Variant Classification - Devanagari Variants that are look alikes - Single character These are the characters which have confusingly similar shapes. However, this category of variants were not considered in the .भारत ccTLD policy as there was a possibility that this approach would result in barring many useful domain names from being registered. e.g.
Variant Classification - Devanagari Variants that are look alikes - Composite character These are conjuncts that look alike and can be easily confused in the small URL bar of the browser. These have been considered as variants in .भारत ccTLD policy. e.g.
Variant Classification - Devanagari Cross-script character variants There is a possibility that scripts(or so to say code-blocks) could be allowed to be mixed within certain gTLDs. Assuming that, a list of cross-script (cross-code block) visual similarities within characters is provided. e.g
Variant Classification - Devanagari Homophonic Variants In Devanāgarī based languages, homophonic variants which admit two homophones (spelling variants as in English color-colour) e.g. हिंदी and हिन्दी do occur but the rules for such variants are ill-defined and could increase the chances of malfeasance. Within the ambit of the ccTLD policy for .भारत such variants have not been considered.
Unicode Normalization Issues Unicode has defined normalization rules but there are still some cases where Unicode has proposed multiple ways of inputting a character/combination without making it part of normalization. e.g. Eyelash-ra Until Unicode identifies such cases as Normalizable, they should be handled as Variants.
ZWJ and ZWNJ Issue ZWJ (U+0200D) and ZWNJ (U+0200C) are code points that have been provided by the Unicode standard to instruct the rendering of a string where the script has the option between joining and non-joining characters. These have been categorized as CONTEXTJ in IDNA 2008. Rule : The preceding character must be a virama. Issue : Some character combinations linguistically do not have different joining or non-joining behavior. In these cases, presence of ZWJ or ZWNJ do not make any visual difference. What amplifies this issue is the fact that this behavior varies from one rendering engine to other.
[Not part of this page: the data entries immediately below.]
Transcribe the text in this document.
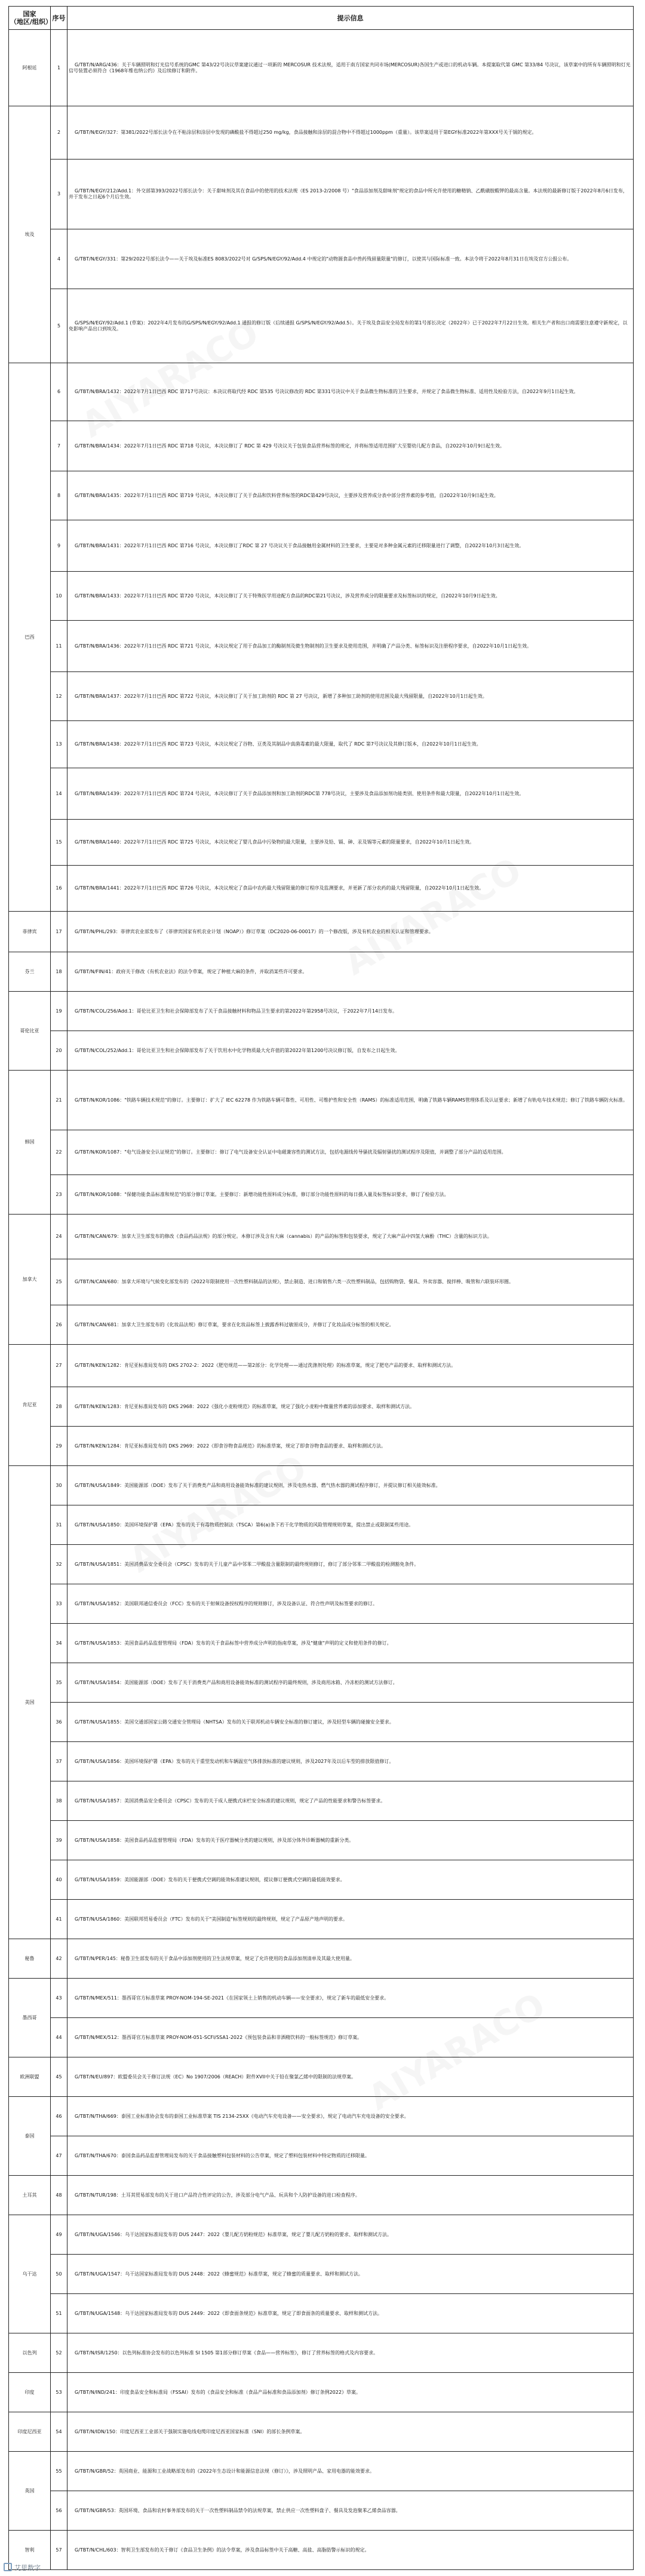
国家
（地区/组织）	序号	提示信息
阿根廷	1	G/TBT/N/ARG/436：关于车辆照明和灯光信号系统的GMC 第43/22号决议草案建议通过一项新的 MERCOSUR 技术法规，适用于南方国家共同市场(MERCOSUR)各国生产或进口的机动车辆。本提案取代第 GMC 第33/84 号决议，该草案中的所有车辆照明和灯光信号装置必须符合《1968年维也纳公约》及后续修订和附件。
埃及	2	G/TBT/N/EGY/327：第381/2022号部长法令在不粘涂层和涂层中发现的磷酸盐不得超过250 mg/kg，食品接触和涂层的混合物中不得超过1000ppm（重量）。该草案适用于第EGY标准2022年第XXX号关于锅的规定。
	3	G/TBT/N/EGY/212/Add.1：外交部第393/2022号部长法令：关于甜味剂及其在食品中的使用的技术法规（ES 2013-2/2008 号）"食品添加剂及甜味剂"规定的食品中所允许使用的糖精钠、乙酰磺胺酸钾的最高含量。本法规的最新修订版于2022年8月6日发布，并于发布之日起6个月后生效。
	4	G/TBT/N/EGY/331：第29/2022号部长法令——关于埃及标准ES 8083/2022号对 G/SPS/N/EGY/92/Add.4 中规定的"动物源食品中兽药残留量限量"的修订，以使其与国际标准一致。本法令将于2022年8月31日在埃及官方公报公布。
	5	G/SPS/N/EGY/92/Add.1 (草案)：2022年4月发布的G/SPS/N/EGY/92/Add.1 通报的修订版（后续通报 G/SPS/N/EGY/92/Add.5）。关于埃及食品安全局发布的第1号部长决定（2022年）已于2022年7月22日生效。相关生产者和出口商需要注意遵守新规定，以免影响产品出口到埃及。
巴西	6	G/TBT/N/BRA/1432：2022年7月1日巴西 RDC 第717号决议：本决议将取代经 RDC 第535 号决议修改的 RDC 第331号决议中关于食品微生物标准的卫生要求，并规定了食品微生物标准、适用性及检验方法，自2022年9月1日起生效。
	7	G/TBT/N/BRA/1434：2022年7月1日巴西 RDC 第718 号决议，本决议修订了 RDC 第 429 号决议关于包装食品营养标签的规定，并将标签适用范围扩大至婴幼儿配方食品，自2022年10月9日起生效。
	8	G/TBT/N/BRA/1435：2022年7月1日巴西 RDC 第719 号决议，本决议修订了关于食品和饮料营养标签的RDC第429号决议，主要涉及营养成分表中部分营养素的参考值，自2022年10月9日起生效。
	9	G/TBT/N/BRA/1431：2022年7月1日巴西 RDC 第716 号决议，本决议修订了RDC 第 27 号决议关于食品接触用金属材料的卫生要求，主要是对多种金属元素的迁移限量进行了调整，自2022年10月3日起生效。
	10	G/TBT/N/BRA/1433：2022年7月1日巴西 RDC 第720 号决议，本决议修订了关于特殊医学用途配方食品的RDC第21号决议，涉及营养成分的限量要求及标签标识的规定，自2022年10月9日起生效。
	11	G/TBT/N/BRA/1436：2022年7月1日巴西 RDC 第721 号决议，本决议规定了用于食品加工的酶制剂及微生物制剂的卫生要求及使用范围，并明确了产品分类、标签标识及注册程序要求，自2022年10月1日起生效。
	12	G/TBT/N/BRA/1437：2022年7月1日巴西 RDC 第722 号决议，本决议修订了关于加工助剂的 RDC 第 27 号决议，新增了多种加工助剂的使用范围及最大残留限量，自2022年10月1日起生效。
	13	G/TBT/N/BRA/1438：2022年7月1日巴西 RDC 第723 号决议，本决议规定了谷物、豆类及其制品中真菌毒素的最大限量，取代了 RDC 第7号决议及其修订版本，自2022年10月1日起生效。
	14	G/TBT/N/BRA/1439：2022年7月1日巴西 RDC 第724 号决议，本决议修订了关于食品添加剂和加工助剂的RDC第 778号决议，主要涉及食品添加剂功能类别、使用条件和最大限量，自2022年10月1日起生效。
	15	G/TBT/N/BRA/1440：2022年7月1日巴西 RDC 第725 号决议，本决议规定了婴儿食品中污染物的最大限量，主要涉及铅、镉、砷、汞及锡等元素的限量要求，自2022年10月1日起生效。
	16	G/TBT/N/BRA/1441：2022年7月1日巴西 RDC 第726 号决议，本决议规定了食品中农药最大残留限量的修订程序及监测要求，并更新了部分农药的最大残留限量，自2022年10月1日起生效。
菲律宾	17	G/TBT/N/PHL/293：菲律宾农业部发布了《菲律宾国家有机农业计划（NOAP）》修订草案（DC2020-06-00017）的一个修改版，涉及有机农业的相关认证和管理要求。
芬兰	18	G/TBT/N/FIN/41：政府关于修改《有机农业法》的法令草案，规定了种植大麻的条件，并取消某些许可要求。
哥伦比亚	19	G/TBT/N/COL/256/Add.1：哥伦比亚卫生和社会保障部发布了关于食品接触材料和物品卫生要求的第2022年第2958号决议，于2022年7月14日发布。
	20	G/TBT/N/COL/252/Add.1：哥伦比亚卫生和社会保障部发布了关于饮用水中化学物质最大允许值的第2022年第1200号决议修订版，自发布之日起生效。
韩国	21	G/TBT/N/KOR/1086："铁路车辆技术规范"的修订。主要修订：扩大了 IEC 62278 作为铁路车辆可靠性、可用性、可维护性和安全性（RAMS）的标准适用范围，明确了铁路车辆RAMS管理体系及认证要求；新增了有轨电车技术规范；修订了铁路车辆防火标准。
	22	G/TBT/N/KOR/1087："电气设备安全认证规范"的修订。主要修订：修订了电气设备安全认证中电磁兼容性的测试方法，包括电源线传导骚扰及辐射骚扰的测试程序及限值，并调整了部分产品的适用范围。
	23	G/TBT/N/KOR/1088："保健功能食品标准和规范"的部分修订草案。主要修订：新增功能性原料成分标准，修订部分功能性原料的每日摄入量及标签标识要求，修订了检验方法。
加拿大	24	G/TBT/N/CAN/679：加拿大卫生部发布的修改《食品药品法规》的部分规定。本修订涉及含有大麻（cannabis）的产品的标签和包装要求，规定了大麻产品中四氢大麻酚（THC）含量的标识方法。
	25	G/TBT/N/CAN/680：加拿大环境与气候变化部发布的《2022年限制使用一次性塑料制品的法规》，禁止制造、进口和销售六类一次性塑料制品，包括购物袋、餐具、外卖容器、搅拌棒、吸管和六联装环形圈。
	26	G/TBT/N/CAN/681：加拿大卫生部发布的《化妆品法规》修订草案，要求在化妆品标签上披露香料过敏原成分，并修订了化妆品成分标签的相关规定。
肯尼亚	27	G/TBT/N/KEN/1282：肯尼亚标准局发布的 DKS 2702-2：2022《肥皂规范——第2部分：化学处理——通过洗涤剂处理》的标准草案，规定了肥皂产品的要求、取样和测试方法。
	28	G/TBT/N/KEN/1283：肯尼亚标准局发布的 DKS 2968：2022《强化小麦粉规范》的标准草案，规定了强化小麦粉中微量营养素的添加要求、取样和测试方法。
	29	G/TBT/N/KEN/1284：肯尼亚标准局发布的 DKS 2969：2022《即食谷物食品规范》的标准草案，规定了即食谷物食品的要求、取样和测试方法。
美国	30	G/TBT/N/USA/1849：美国能源部（DOE）发布了关于消费类产品和商用设备能效标准的建议规则，涉及电热水器、燃气热水器的测试程序修订，并提议修订相关能效标准。
	31	G/TBT/N/USA/1850：美国环境保护署（EPA）发布的关于有毒物质控制法（TSCA）第6(a)条下若干化学物质的风险管理规则草案，提出禁止或限制某些用途。
	32	G/TBT/N/USA/1851：美国消费品安全委员会（CPSC）发布的关于儿童产品中邻苯二甲酸盐含量限制的最终规则修订，修订了部分邻苯二甲酸盐的检测豁免条件。
	33	G/TBT/N/USA/1852：美国联邦通信委员会（FCC）发布的关于射频设备授权程序的规则修订，涉及设备认证、符合性声明及标签要求的修订。
	34	G/TBT/N/USA/1853：美国食品药品监督管理局（FDA）发布的关于食品标签中营养成分声明的指南草案，涉及"健康"声明的定义和使用条件的修订。
	35	G/TBT/N/USA/1854：美国能源部（DOE）发布了关于消费类产品和商用设备能效标准的测试程序的最终规则，涉及商用冰箱、冷冻柜的测试方法修订。
	36	G/TBT/N/USA/1855：美国交通部国家公路交通安全管理局（NHTSA）发布的关于联邦机动车辆安全标准的修订建议，涉及轻型车辆的碰撞安全要求。
	37	G/TBT/N/USA/1856：美国环境保护署（EPA）发布的关于重型发动机和车辆温室气体排放标准的建议规则，涉及2027年及以后车型的排放限值修订。
	38	G/TBT/N/USA/1857：美国消费品安全委员会（CPSC）发布的关于成人便携式床栏安全标准的建议规则，规定了产品的性能要求和警告标签要求。
	39	G/TBT/N/USA/1858：美国食品药品监督管理局（FDA）发布的关于医疗器械分类的建议规则，涉及部分体外诊断器械的重新分类。
	40	G/TBT/N/USA/1859：美国能源部（DOE）发布的关于便携式空调的能效标准建议规则，提议修订便携式空调的最低能效要求。
	41	G/TBT/N/USA/1860：美国联邦贸易委员会（FTC）发布的关于"美国制造"标签规则的最终规则，规定了产品原产地声明的要求。
秘鲁	42	G/TBT/N/PER/145：秘鲁卫生部发布的关于食品中添加剂使用的卫生法规草案，规定了允许使用的食品添加剂清单及其最大使用量。
墨西哥	43	G/TBT/N/MEX/511：墨西哥官方标准草案 PROY-NOM-194-SE-2021《在国家领土上销售的机动车辆——安全要求》，规定了新车的最低安全要求。
	44	G/TBT/N/MEX/512：墨西哥官方标准草案 PROY-NOM-051-SCFI/SSA1-2022《预包装食品和非酒精饮料的一般标签规范》修订草案。
欧洲联盟	45	G/TBT/N/EU/897：欧盟委员会关于修订法规（EC）No 1907/2006（REACH）附件XVII中关于铅在聚氯乙烯中的限制的法规草案。
泰国	46	G/TBT/N/THA/669：泰国工业标准协会发布的泰国工业标准草案 TIS 2134-25XX《电动汽车充电设备——安全要求》，规定了电动汽车充电设备的安全要求。
	47	G/TBT/N/THA/670：泰国食品药品监督管理局发布的关于食品接触塑料包装材料的公告草案，规定了塑料包装材料中特定物质的迁移限量。
土耳其	48	G/TBT/N/TUR/198：土耳其贸易部发布的关于进口产品符合性评定的公告，涉及部分电气产品、玩具和个人防护设备的进口检查程序。
乌干达	49	G/TBT/N/UGA/1546：乌干达国家标准局发布的 DUS 2447：2022《婴儿配方奶粉规范》标准草案，规定了婴儿配方奶粉的要求、取样和测试方法。
	50	G/TBT/N/UGA/1547：乌干达国家标准局发布的 DUS 2448：2022《蜂蜜规范》标准草案，规定了蜂蜜的质量要求、取样和测试方法。
	51	G/TBT/N/UGA/1548：乌干达国家标准局发布的 DUS 2449：2022《即食面条规范》标准草案，规定了即食面条的质量要求、取样和测试方法。
以色列	52	G/TBT/N/ISR/1250：以色列标准协会发布的以色列标准 SI 1505 第1部分修订草案《食品——营养标签》，修订了营养标签的格式及内容要求。
印度	53	G/TBT/N/IND/241：印度食品安全和标准局（FSSAI）发布的《食品安全和标准（食品产品标准和食品添加剂）修订条例2022》草案。
印度尼西亚	54	G/TBT/N/IDN/150：印度尼西亚工业部关于强制实施电线电缆印度尼西亚国家标准（SNI）的部长条例草案。
英国	55	G/TBT/N/GBR/52：英国商业、能源和工业战略部发布的《2022年生态设计和能源信息法规（修订）》，涉及照明产品、家用电器的能效要求。
	56	G/TBT/N/GBR/53：英国环境、食品和农村事务部发布的关于一次性塑料制品禁令的法规草案，禁止供应一次性塑料盘子、餐具及发泡聚苯乙烯食品容器。
智利	57	G/TBT/N/CHL/603：智利卫生部发布的关于修订《食品卫生条例》的法令草案，涉及食品标签中关于高糖、高盐、高脂肪警示标识的规定。
艾思数字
Software/Application Issues Example : Web-browser What gets displayed as a Domain Name in URL bar of the browser is dependent on the Font that gets applied in the URL bar of the browser. Due to inconsistencies in same point sizes of various default fonts for various scripts, in some cases, the domain name becomes unreadable. Though ideally applications are expected to improve eventually, till the time they do, this remains an issue and an important consideration while identifying variants.
IDNA Protocol Issues Though these issues may not be directly related to “Variant” but are related with the IDNA specifications hence mentioned. 1. Case of 02BC – Comes from different code-block than Devanagari. 2. Case of ya-phala (Bengali Script) – Inputting method suggested by Unicode conflicts with CONTEXTJ rule for ZWJ specified as per IDNA 2008.